去年とは比べ物にならないほどのハイペースで執筆が進んでいます。まもなく第二章が終了し、全体で言うと約1/3が終わったことになりますね。
ただ何というか、最近文章のレベルが上がっていない気がします。以前であれば書けば書いただけ上手くなっているという実感があったのですが、早くも能力打ち止めなのでしょうか?それどころか、過去作品を読んで文体の悪さが気にならなくなっている、とまでは言いませんが、修正すべき箇所自体は見つかりながらも上手い言い回しが見つからなかったりという危惧すべき事態。
例えば、ゴーストやらSK時代の文体の最大の欠点は擬音の使い方で、文章だけで勝負すべき小説においては使うべきではないとある方に言われ、尚且つ本でも読んだことがあるので今でこそほとんどと言っていいほど使っていませんが、あの頃はがんがんに使っていました。

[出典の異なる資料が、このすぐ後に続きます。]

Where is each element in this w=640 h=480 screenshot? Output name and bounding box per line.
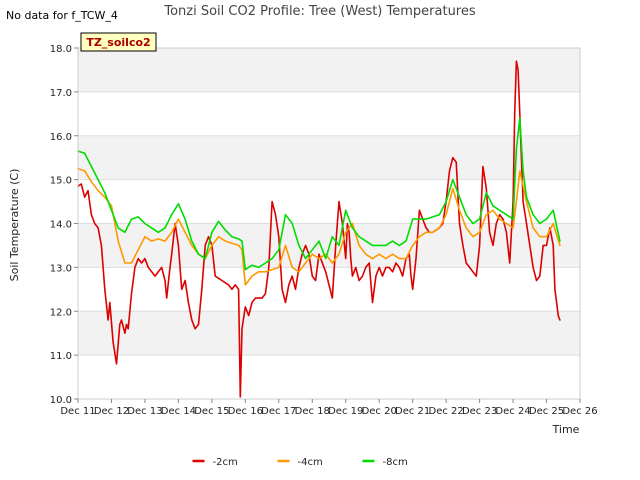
dataset-badge-box [80,32,157,52]
x-tick-label: Dec 25 [529,406,564,417]
x-tick-label: Dec 23 [462,406,497,417]
plot-band [78,48,580,92]
series-line-8cm [77,117,561,271]
x-tick-label: Dec 19 [328,406,363,417]
y-tick-label: 13.0 [50,263,72,274]
series-line-2cm [77,60,561,398]
y-tick-label: 14.0 [50,220,72,231]
x-tick-label: Dec 11 [60,406,95,417]
chart-title: Tonzi Soil CO2 Profile: Tree (West) Temp… [163,4,476,19]
x-axis-title: Time [552,423,580,436]
x-tick-label: Dec 18 [295,406,330,417]
no-data-note: No data for f_TCW_4 [6,9,118,22]
x-tick-label: Dec 24 [495,406,530,417]
y-tick-label: 11.0 [50,351,72,362]
y-tick-label: 18.0 [50,44,72,55]
x-tick-label: Dec 14 [161,406,196,417]
series-layer [77,60,561,398]
y-tick-label: 10.0 [50,395,72,406]
x-tick-label: Dec 15 [194,406,229,417]
dataset-badge: TZ_soilco2 [80,32,157,52]
legend-label: -8cm [383,457,408,468]
dataset-badge-label: TZ_soilco2 [86,36,150,49]
x-tick-label: Dec 26 [562,406,597,417]
plot-band [78,311,580,356]
y-tick-label: 16.0 [50,132,72,143]
x-tick-label: Dec 16 [228,406,263,417]
x-tick-label: Dec 21 [395,406,430,417]
x-tick-label: Dec 22 [429,406,464,417]
legend: -2cm -4cm -8cm [192,457,408,468]
x-tick-label: Dec 12 [94,406,129,417]
y-tick-label: 17.0 [50,88,72,99]
y-axis-title: Soil Temperature (C) [8,169,21,282]
y-tick-label: 12.0 [50,307,72,318]
y-tick-label: 15.0 [50,176,72,187]
x-tick-label: Dec 13 [127,406,162,417]
legend-label: -2cm [213,457,238,468]
series-line-4cm [77,167,561,286]
x-tick-label: Dec 20 [362,406,397,417]
x-tick-label: Dec 17 [261,406,296,417]
plot-band [78,135,580,180]
legend-label: -4cm [298,457,323,468]
y-axis: 10.0 11.0 12.0 13.0 14.0 15.0 16.0 17.0 18.0 [50,44,78,406]
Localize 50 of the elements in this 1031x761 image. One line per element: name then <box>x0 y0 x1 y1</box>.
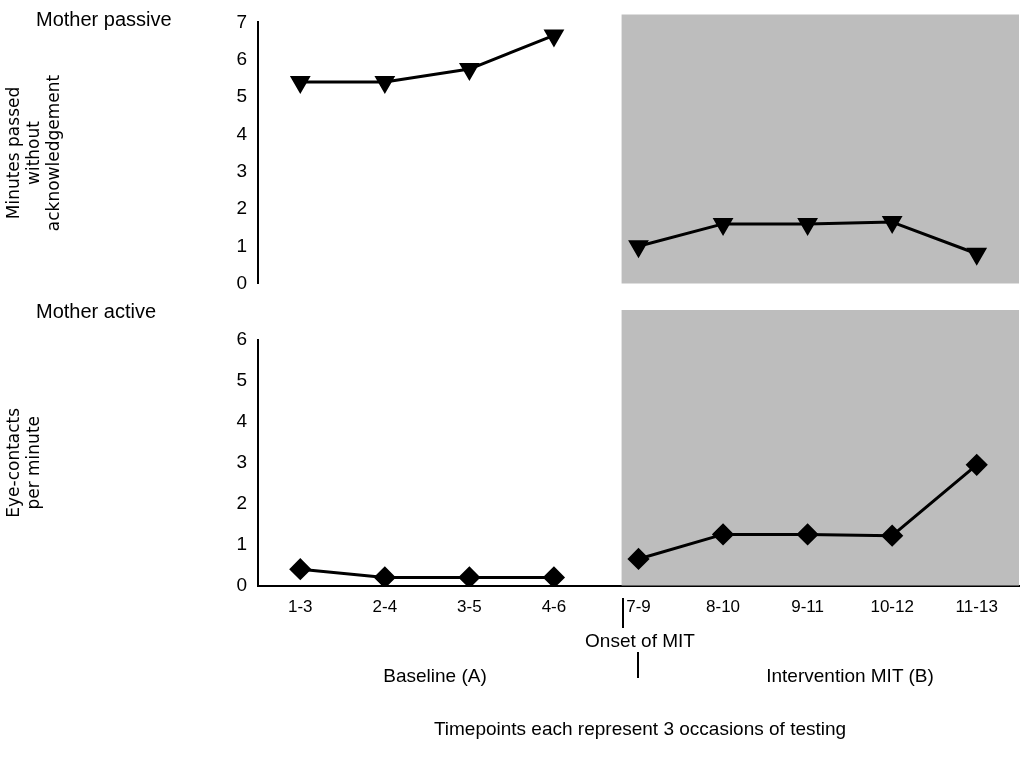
point <box>290 76 310 93</box>
point <box>460 63 479 80</box>
y-tick-label: 5 <box>236 369 247 391</box>
point <box>713 217 733 235</box>
y-tick-label: 0 <box>236 573 247 595</box>
point <box>882 216 902 233</box>
point <box>374 566 396 586</box>
text: Baseline (A) <box>383 665 487 687</box>
point <box>458 566 480 586</box>
x-axis-title: Timepoints each represent 3 occasions of testing <box>433 718 847 740</box>
point <box>629 240 648 257</box>
x-tick-label: 2-4 <box>372 597 398 617</box>
y-tick-label: 2 <box>236 491 247 513</box>
x-tick-label: 3-5 <box>457 597 482 617</box>
point <box>967 247 987 265</box>
point <box>544 29 564 46</box>
point <box>881 525 903 547</box>
chart-title: Mother passive <box>36 8 172 31</box>
text: Intervention MIT (B) <box>766 665 934 687</box>
y-tick-label: 5 <box>236 85 247 107</box>
y-tick-label: 4 <box>236 410 248 432</box>
x-tick-label: 10-12 <box>870 597 914 617</box>
point <box>712 523 734 545</box>
point <box>797 523 819 545</box>
point <box>289 558 311 580</box>
text: Mother active <box>36 300 157 323</box>
x-tick-label: 1-3 <box>287 597 313 617</box>
y-tick-label: 7 <box>236 10 247 32</box>
y-tick-label: 2 <box>236 197 247 219</box>
point <box>966 454 988 476</box>
y-tick-label: 6 <box>236 47 247 69</box>
y-tick-label: 0 <box>236 271 247 293</box>
y-tick-label: 6 <box>236 328 247 350</box>
y-tick-label: 3 <box>236 451 247 473</box>
x-tick-label: 9-11 <box>791 597 824 617</box>
x-tick-label: 11-13 <box>955 597 998 617</box>
x-tick-label: 8-10 <box>706 597 741 617</box>
y-tick-label: 3 <box>236 159 247 181</box>
x-tick-label: 4-6 <box>541 597 567 617</box>
y-tick-label: 4 <box>236 122 248 144</box>
y-tick-label: 1 <box>236 234 247 256</box>
point <box>375 76 395 93</box>
point <box>628 548 649 570</box>
y-axis-title: Eye-contacts per minute <box>2 407 44 518</box>
y-tick-label: 1 <box>236 532 247 554</box>
x-tick-label: 7-9 <box>626 597 651 617</box>
point <box>798 217 817 235</box>
text: Onset of MIT <box>585 630 695 652</box>
y-axis-title: Minutes passed without acknowledgement <box>2 74 64 232</box>
point <box>543 566 565 586</box>
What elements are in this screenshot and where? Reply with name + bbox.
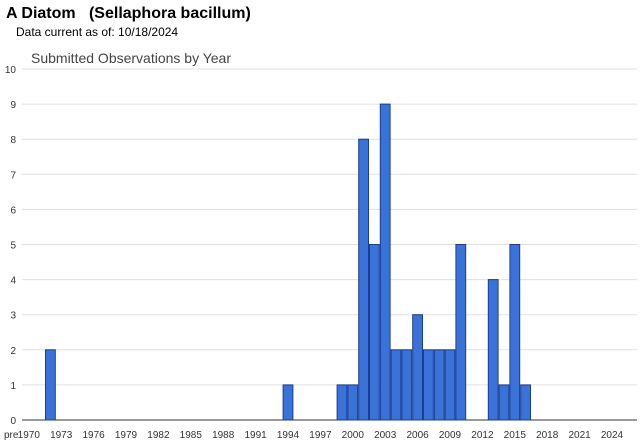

やはり文章が幼稚且つ汚らしく見えます。
最近の文章の特徴は地の文が多いということ。それも改行するまでが長いというか句点までが長いというか。一つの区切りまで一行の40文字を軽く越え、段落も多いときは10行以上改行なしということがあります。
改行のタイミングは小学生時代にやった気がするというおぼろげな記憶が頼りという最悪な状況なのですが、以前までの自分であればあまり気にしないことでした。どちらかと言うと改行の多い文章の方が読みやすいと思います。一つの段落が長ければ長いほど1ページに収まる文字数が増えるという相対的なものだけでなく、一息に読みきる量が増えるにつれて自身の頭の中での反芻が難解になるという事象がその原因です。
イメージが湧かなければ英語の授業を思い出してみてください。一つのパラグラフが短ければ翻訳も簡単ですが、接続詞や関係詞、カンマ等で区切られ、ピリオドまでが長い文章、それほど得手でなければたったの2行程度でも苦痛になる読解量となるでしょう。
もう一つは自己の理論や物語独自の理論体系が多くなったということ。誰しも文章を読む際は自身にある基礎的な知識を元に読みます。その中に無いものが多ければ理解するまでに時間がかかるのは当然です。それが専門外の知識であれば尚のこと。単純な心理描写や情景描写だけでなく、特殊な理論が文中に組み立てられているので、先の通り、自然と地の文が増えていくわけですね。
苦手な人には決して合わない内容になってしまうと思いますが、それを理解し、作者と同じように理論自体の面白さに目覚めた人には楽しめるのではないかと思っています。それらの不備を指摘するくらいの勢いでかかってきてもらいたいというのは少し可笑しいですかね。
『BRAIN VALLEY(ブレインヴァレー)』と言う本があります。有名な『パラサイト・イヴ』の作者である瀬名秀明氏の作品で、上下巻に分かれている大作SFです。人類の脳と機械と、そして神。これらを生物学の観点などと併せて纏め上げているのですが、なんと上巻全てが前置き、下巻、それも中盤以降につなぐための設定説明なのです。長い間様々な説明が続きます。分からないものもあります。注釈もありません。読めない人には読めないでしょう。脳外関係の知識を得られるかと思い読んだのですが、面白いです。
瀬名氏の作品は描写が非常に上手く、そして多いです。頭の中に浮かんでくる情景の中で人々の思考が入り乱れ、複雑な世界を構成しています。さすが一流作家。見習うべき点がいくらでもあります。
今回の作品は全体のうち半分ほどに終盤へ繋ぐための布石をばら撒きつつ、世界観と設定の説明を散りばめる予定です。第二章まではそういう形です。
確かにファンタジーなのですが、一昔前のRPGのように魔王を倒すというような明確な目的が初めから立っているような話ではその間の面白可笑しさが必要で、そのセンスが自分に無いことくらい知っています。推理小説のように読み進めていく中で真実や事件の根幹に辿り着くというような構成でないと引き込むことなどできません。技量が無ければ無いなりに考えているんです。
いつも思いますが、小説を読んでいて笑わせられるようなセンスが自分に欲しいです。例えば自分で読んでクスリとでも笑えるような作品があったとします。それを基にした似たようなネタや流用ではそれこそ問題です。とりあえず自分で考えて書いているつもりではありますが、それらも今まで読んできた小説から頭に残っていたネタなのではないかと思ってしまいます。
技量や構成力は培うものではありますが、感性というものに大きく左右されると思ってしまうのは自分だけでしょうか。感性を磨くにはどうすればよいのか。
会話と違い、口調や仕草から相手の心情を読み取ることのできない紙面でのコミュニケーションはとても難しいです。